Preferred shares —The Company may issue preferred shares in one or more series, up to the authorized amount, without shareholder
approval. The Board of Directors is authorized to establish from time to time the number of shares to be included in each series, and to fix the
rights, preferences and privileges of the shares of each wholly unissued series and any of its qualifications, limitations or restrictions. The Board
of Directors can also increase or decrease the number of shares of a series, but not below the number of shares of that series then outstanding,
without any further vote or action by the shareholders.
The Board of Directors may authorize the issuance of preferred shares with voting or conversion rights that could harm the voting power or
other rights of the holders of the ordinary shares. The issuance of preferred shares, while providing flexibility in connection with possible
acquisitions and other corporate purposes, could, among other things, have the effect of delaying, deferring or preventing a change in control of
the Company and might harm the market price of its ordinary shares and the voting and other rights of the holders of ordinary shares.

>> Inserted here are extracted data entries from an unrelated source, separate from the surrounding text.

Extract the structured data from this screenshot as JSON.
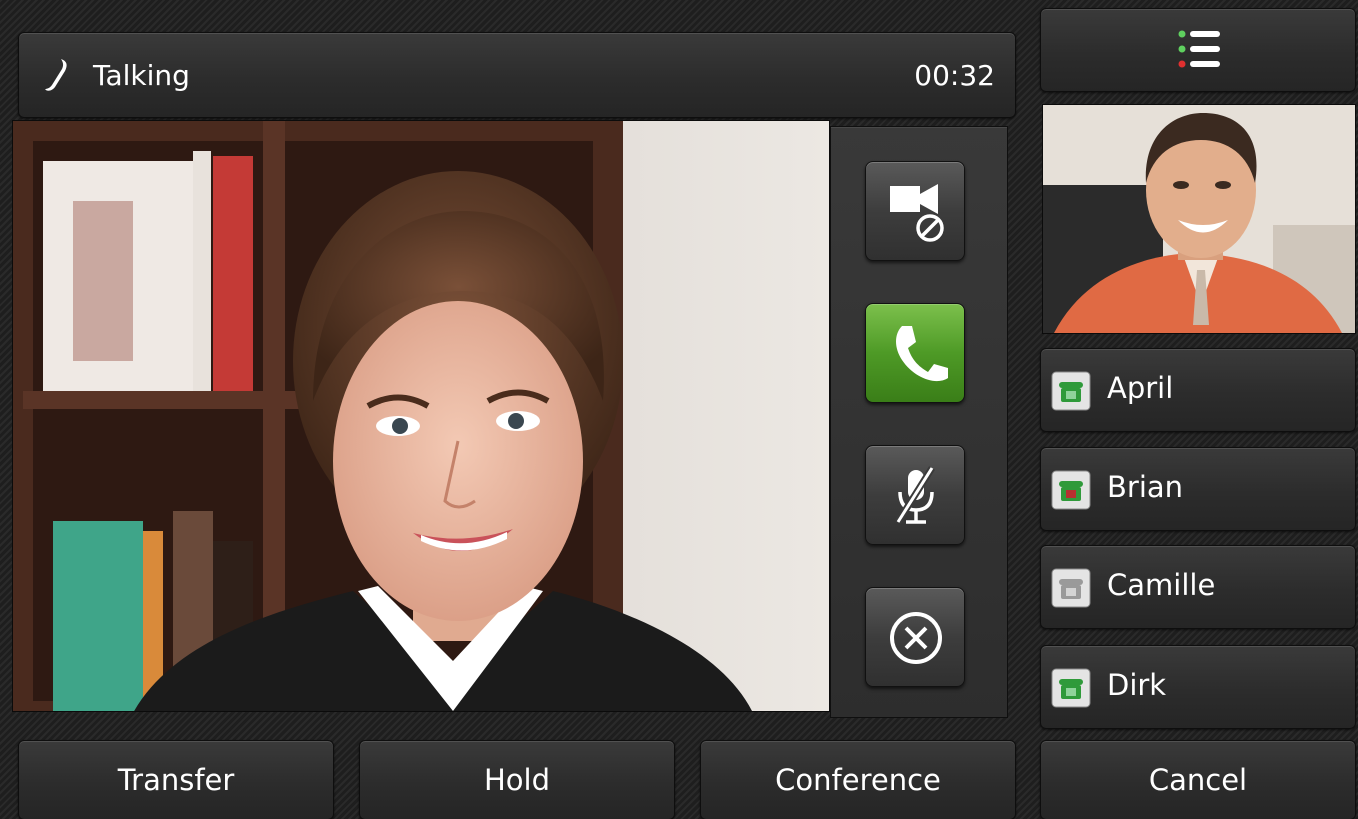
{
  "header": {
    "status": "Talking",
    "timer": "00:32",
    "icon": "handset-icon"
  },
  "controls": [
    {
      "name": "video-off",
      "icon": "camera-off-icon"
    },
    {
      "name": "answer",
      "icon": "phone-icon",
      "color": "#4e9a26"
    },
    {
      "name": "mute",
      "icon": "mic-muted-icon"
    },
    {
      "name": "end",
      "icon": "close-circle-icon"
    }
  ],
  "menu": {
    "icon": "list-icon",
    "dot_colors": [
      "#5fd05f",
      "#5fd05f",
      "#e03030"
    ]
  },
  "contacts": [
    {
      "name": "April",
      "status": "online",
      "color": "#2f9a3a"
    },
    {
      "name": "Brian",
      "status": "busy",
      "color": "#2f9a3a"
    },
    {
      "name": "Camille",
      "status": "offline",
      "color": "#9a9a9a"
    },
    {
      "name": "Dirk",
      "status": "online",
      "color": "#2f9a3a"
    }
  ],
  "softkeys": {
    "transfer": "Transfer",
    "hold": "Hold",
    "conference": "Conference",
    "cancel": "Cancel"
  }
}
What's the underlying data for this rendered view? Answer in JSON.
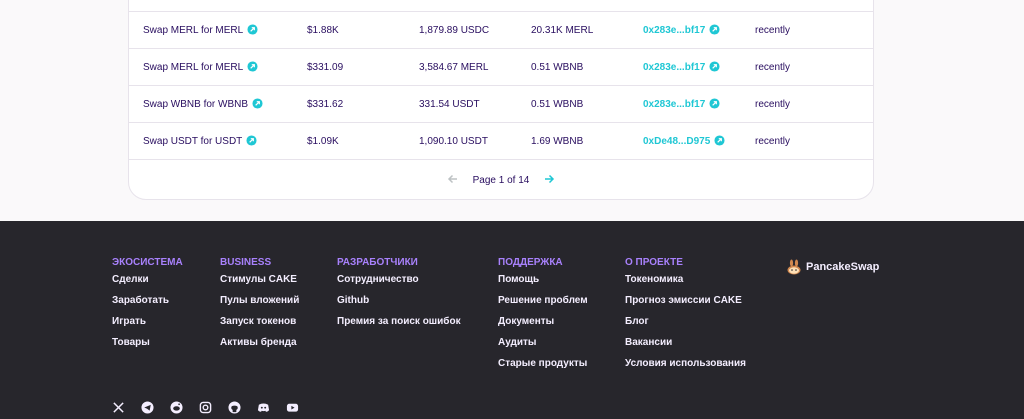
{
  "transactions": [
    {
      "action": "Swap MERL for MERL",
      "value": "$1.88K",
      "token1": "1,879.89 USDC",
      "token2": "20.31K MERL",
      "account": "0x283e...bf17",
      "time": "recently"
    },
    {
      "action": "Swap MERL for MERL",
      "value": "$331.09",
      "token1": "3,584.67 MERL",
      "token2": "0.51 WBNB",
      "account": "0x283e...bf17",
      "time": "recently"
    },
    {
      "action": "Swap WBNB for WBNB",
      "value": "$331.62",
      "token1": "331.54 USDT",
      "token2": "0.51 WBNB",
      "account": "0x283e...bf17",
      "time": "recently"
    },
    {
      "action": "Swap USDT for USDT",
      "value": "$1.09K",
      "token1": "1,090.10 USDT",
      "token2": "1.69 WBNB",
      "account": "0xDe48...D975",
      "time": "recently"
    }
  ],
  "pagination": {
    "label": "Page 1 of 14"
  },
  "footer": {
    "ecosystem": {
      "title": "ЭКОСИСТЕМА",
      "items": [
        "Сделки",
        "Заработать",
        "Играть",
        "Товары"
      ]
    },
    "business": {
      "title": "BUSINESS",
      "items": [
        "Стимулы CAKE",
        "Пулы вложений",
        "Запуск токенов",
        "Активы бренда"
      ]
    },
    "developers": {
      "title": "РАЗРАБОТЧИКИ",
      "items": [
        "Сотрудничество",
        "Github",
        "Премия за поиск ошибок"
      ]
    },
    "support": {
      "title": "ПОДДЕРЖКА",
      "items": [
        "Помощь",
        "Решение проблем",
        "Документы",
        "Аудиты",
        "Старые продукты"
      ]
    },
    "about": {
      "title": "О ПРОЕКТЕ",
      "items": [
        "Токеномика",
        "Прогноз эмиссии CAKE",
        "Блог",
        "Вакансии",
        "Условия использования"
      ]
    },
    "logo_text": "PancakeSwap"
  },
  "socials": [
    "x-icon",
    "telegram-icon",
    "reddit-icon",
    "instagram-icon",
    "github-icon",
    "discord-icon",
    "youtube-icon"
  ],
  "colors": {
    "accent": "#1fc7d4",
    "text": "#280d5f",
    "footer_bg": "#27262c",
    "footer_head": "#a881fc"
  }
}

Repurchases of Equity Securities
On February 1, 2010, the Company announced that its Board of Directors authorized an Anti-Dilution Share Repurchase Program (the
"January 2010 Anti-Dilution Share Repurchase Program"). The repurchase program authorizes the Company to repurchase its ordinary shares to
offset increases in diluted shares, such as those caused by employee stock plans and convertible debt, used in the determination of diluted net
income per share. There was no minimum or maximum number of shares to be repurchased. On April 26, 2012, the Board of Directors
authorized the Company to terminate the January 2010 Anti-Dilution Share Repurchase Program, which was so terminated effective April 26,
2012.
On November 29, 2010, the Company's Board of Directors authorized repurchases of up to an additional $2 billion of the Company's
outstanding ordinary shares.
On January 25, 2012, the Board of Directors authorized the Company to repurchase an additional $1 billion of its outstanding ordinary
shares.
On April 26, 2012, the Board of Directors authorized the Company to repurchase an additional $2.5 billion of its outstanding ordinary
shares.
On July 24, 2013, the Board of Directors authorized the Company to repurchase an additional $2.5 billion of its outstanding ordinary
shares.
All repurchases are effected as redemptions in accordance with the Company's Articles of Association.
As of June 27, 2014, $1.5 billion remained available for repurchase under the existing repurchase authorization limit.